Das ist denkbar. Vorstellbar ist, dass es künftig große Fahrzeugflotten von verschiedenen Firmen gibt, bei denen man sich einkaufen kann – auch auf verschiedenen Qualitätsebenen, die es erlauben, dass derjenige, der viel Geld ausgeben will, auch in einem gehobenen Auto unterwegs sein kann. Vorstellbar ist auch, dass es durch autonome Fahrzeuge weniger Verkehrstote gäbe, denn Verkehr und Fehler würden reduziert. Der Mensch überholt viel zu knapp und verstößt gegen Regeln, aber die automatisierten Fahrzeuge müssen sich an Regeln halten.
Wolfgang Ketter ist Inhaber des Lehrstuhls für Wirtschaftsinformatik für eine nachhaltige Gesellschaft an der Universität zu Köln und Mitglied des Global Future Council on Energy and Mobility des Weltwirtschaftsforums. Sein Fokus liegt auf der künftigen nachhaltigen Energie- und Mobilitätslandschaft und den Möglichkeiten von Künstlicher Intelligenz im Zusammenhang mit Logistik, Kommunikationselektronik und Verkehr.

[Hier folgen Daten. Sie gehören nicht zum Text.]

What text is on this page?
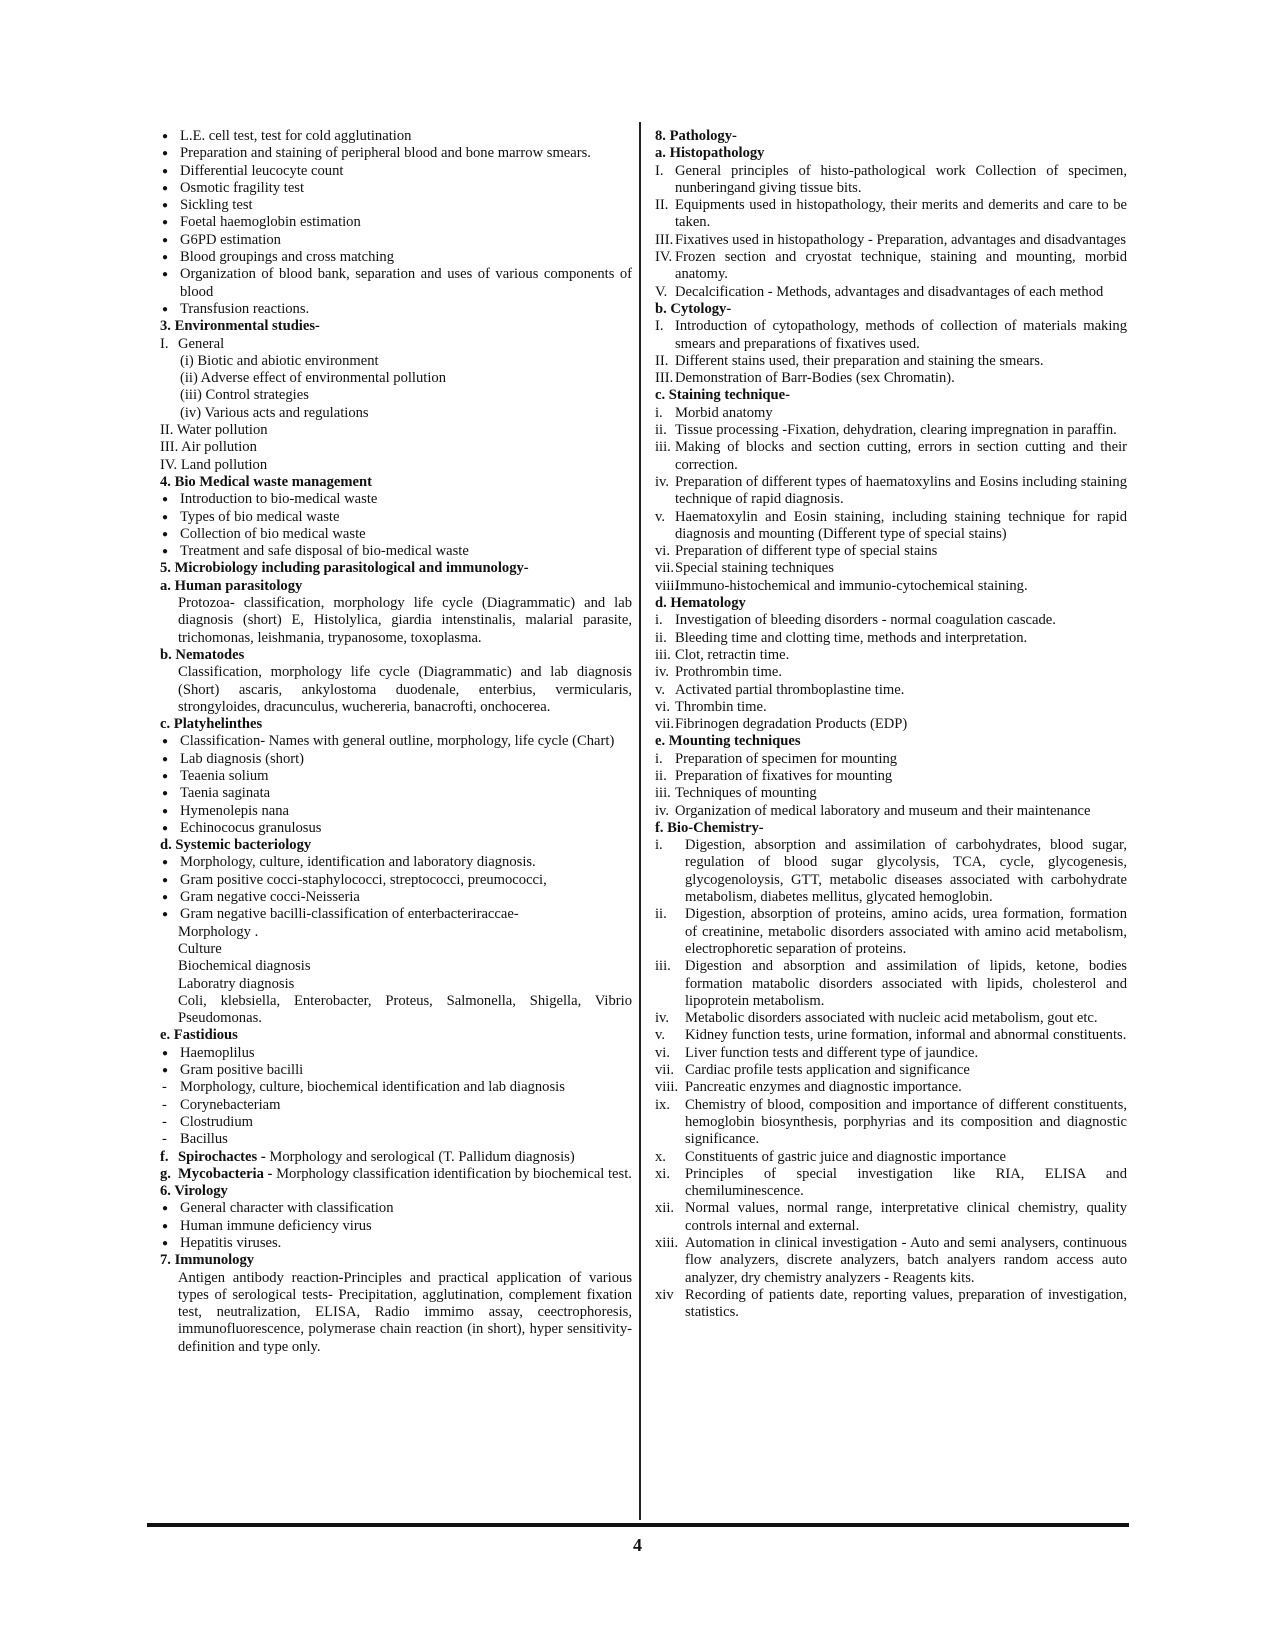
● L.E. cell test, test for cold agglutination
● Preparation and staining of peripheral blood and bone marrow smears.
● Differential leucocyte count
● Osmotic fragility test
● Sickling test
● Foetal haemoglobin estimation
● G6PD estimation
● Blood groupings and cross matching
● Organization of blood bank, separation and uses of various components of blood
● Transfusion reactions.
3. Environmental studies-
I. General
(i) Biotic and abiotic environment
(ii) Adverse effect of environmental pollution
(iii) Control strategies
(iv) Various acts and regulations
II. Water pollution
III. Air pollution
IV. Land pollution
4. Bio Medical waste management
● Introduction to bio-medical waste
● Types of bio medical waste
● Collection of bio medical waste
● Treatment and safe disposal of bio-medical waste
5. Microbiology including parasitological and immunology-
a. Human parasitology
Protozoa- classification, morphology life cycle (Diagrammatic) and lab diagnosis (short) E, Histolylica, giardia intenstinalis, malarial parasite, trichomonas, leishmania, trypanosome, toxoplasma.
b. Nematodes
Classification, morphology life cycle (Diagrammatic) and lab diagnosis (Short) ascaris, ankylostoma duodenale, enterbius, vermicularis, strongyloides, dracunculus, wuchereria, banacrofti, onchocerea.
c. Platyhelinthes
● Classification- Names with general outline, morphology, life cycle (Chart)
● Lab diagnosis (short)
● Teaenia solium
● Taenia saginata
● Hymenolepis nana
● Echinococus granulosus
d. Systemic bacteriology
● Morphology, culture, identification and laboratory diagnosis.
● Gram positive cocci-staphylococci, streptococci, preumococci,
● Gram negative cocci-Neisseria
● Gram negative bacilli-classification of enterbacteriraccae-
Morphology .
Culture
Biochemical diagnosis
Laboratry diagnosis
Coli, klebsiella, Enterobacter, Proteus, Salmonella, Shigella, Vibrio Pseudomonas.
e. Fastidious
● Haemoplilus
● Gram positive bacilli
- Morphology, culture, biochemical identification and lab diagnosis
- Corynebacteriam
- Clostrudium
- Bacillus
f. Spirochactes - Morphology and serological (T. Pallidum diagnosis)
g. Mycobacteria - Morphology classification identification by biochemical test.
6. Virology
● General character with classification
● Human immune deficiency virus
● Hepatitis viruses.
7. Immunology
Antigen antibody reaction-Principles and practical application of various types of serological tests- Precipitation, agglutination, complement fixation test, neutralization, ELISA, Radio immimo assay, ceectrophoresis, immunofluorescence, polymerase chain reaction (in short), hyper sensitivity- definition and type only.
8. Pathology-
a. Histopathology
I. General principles of histo-pathological work Collection of specimen, nunberingand giving tissue bits.
II. Equipments used in histopathology, their merits and demerits and care to be taken.
III. Fixatives used in histopathology - Preparation, advantages and disadvantages
IV. Frozen section and cryostat technique, staining and mounting, morbid anatomy.
V. Decalcification - Methods, advantages and disadvantages of each method
b. Cytology-
I. Introduction of cytopathology, methods of collection of materials making smears and preparations of fixatives used.
II. Different stains used, their preparation and staining the smears.
III. Demonstration of Barr-Bodies (sex Chromatin).
c. Staining technique-
i. Morbid anatomy
ii. Tissue processing -Fixation, dehydration, clearing impregnation in paraffin.
iii. Making of blocks and section cutting, errors in section cutting and their correction.
iv. Preparation of different types of haematoxylins and Eosins including staining technique of rapid diagnosis.
v. Haematoxylin and Eosin staining, including staining technique for rapid diagnosis and mounting (Different type of special stains)
vi. Preparation of different type of special stains
vii. Special staining techniques
viii.
Immuno-histochemical and immunio-cytochemical staining.
d. Hematology
i. Investigation of bleeding disorders - normal coagulation cascade.
ii. Bleeding time and clotting time, methods and interpretation.
iii. Clot, retractin time.
iv. Prothrombin time.
v. Activated partial thromboplastine time.
vi. Thrombin time.
vii. Fibrinogen degradation Products (EDP)
e. Mounting techniques
i. Preparation of specimen for mounting
ii. Preparation of fixatives for mounting
iii. Techniques of mounting
iv. Organization of medical laboratory and museum and their maintenance
f. Bio-Chemistry-
i.	Digestion, absorption and assimilation of carbohydrates, blood sugar, regulation of blood sugar glycolysis, TCA, cycle, glycogenesis, glycogenoloysis, GTT, metabolic diseases associated with carbohydrate metabolism, diabetes mellitus, glycated hemoglobin.
ii.	Digestion, absorption of proteins, amino acids, urea formation, formation of creatinine, metabolic disorders associated with amino acid metabolism, electrophoretic separation of proteins.
iii. Digestion and absorption and assimilation of lipids, ketone, bodies formation matabolic disorders associated with lipids, cholesterol and lipoprotein metabolism.
iv.	Metabolic disorders associated with nucleic acid metabolism, gout etc.
v.	Kidney function tests, urine formation, informal and abnormal constituents.
vi.	Liver function tests and different type of jaundice.
vii. Cardiac profile tests application and significance
viii. Pancreatic enzymes and diagnostic importance.
ix.	Chemistry of blood, composition and importance of different constituents, hemoglobin biosynthesis, porphyrias and its composition and diagnostic significance.
x.	Constituents of gastric juice and diagnostic importance
xi.	Principles of special investigation like RIA, ELISA and chemiluminescence.
xii. Normal values, normal range, interpretative clinical chemistry, quality controls internal and external.
xiii. Automation in clinical investigation - Auto and semi analysers, continuous flow analyzers, discrete analyzers, batch analyers random access auto analyzer, dry chemistry analyzers - Reagents kits.
xiv Recording of patients date, reporting values, preparation of investigation, statistics.
4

Blicken wir auf die Logistik. Durch Onlinehandel gibt es zwar weniger Individualverkehr in die Stadtzentren hinein, aber mehr Lieferverkehr. Kann Künstliche Intelligenz (KI) diese Situation entzerren?
Die Logistikbranche profitiert von KI sehr. Interessant ist etwa das Start-up Greenplan, eine Ausgründung aus des Logistikkonzerns DHL. Greenplan hat eine Software entwickelt, die mit mathematischen Methoden und KI die Auslieferung auf der letzten Meile optimiert, etwa indem die Zustellroute verbessert werden und der Verkehr entlastet wird.
NRW ist Industrieland, das produzierende Gewerbe liegt auf Platz zwei der CO2-intensiven Branchen. Kann KI diese Bilanz verbessern?
Im produzierenden Gewerbe kann man KI sehr stark nutzen, um Angebots- und Nachfragemodelle zu bauen, zum Beispiel über Wetterprognosen Produktionen dann planen, wenn sie mit erneuerbarer Energie möglich sind. Die Zukunft der energieintensiven Industrie ist ein zweischneidiges Schwert. Der Stromverbrauch geht um das Drei- bis Vierfache nach oben, wenn man Verbrenner durch E-Autos ersetzt. Diese Energie muss man zunächst produzieren. Die metallverarbeitende, sehr energieintensive Industrie wird eher weiter ins Ausland abwandern, denn in Deutschland haben wir mit die höchsten Stromkosten in Europa, allein zwei Drittel davon sind Steuern und Netzentgelte.
Die Landwirtschaft ist auf Platz drei der CO2-Emittenten. Profitiert auch sie von KI?
Im Agrarbereich kann KI mit Drohnen dafür sorgen, dass Düngemittel, die einen hohen CO2-Abdruck verursachen, gezielter eingesetzt werden. Man kann die Umweltbelastung mithilfe von KI also wirklich verringern. KI in Form von Drohnen kann man übrigens auch für Wartungen von Hochspannungsleitungen und Windparks in der See sehr gut nutzen. KI wird für alle Lebensbereiche relevant werden. Das sieht man auch daran, dass dieses Jahr zum ersten Mal KI-Forscher mit dem Nobelpreis für Physik und Chemie ausgezeichnet worden sind. Zum Beispiel haben die Forscher Demis Hassabis und John Jumper 2020 das KI-Modell „AlphaFold2“ entwickelt. Dieses Modell kann beispielsweise bei der Klärung von Antibiotika-Resistenzen helfen oder beim Einsatz von Enzymen zum Abbau von Kunststoffen.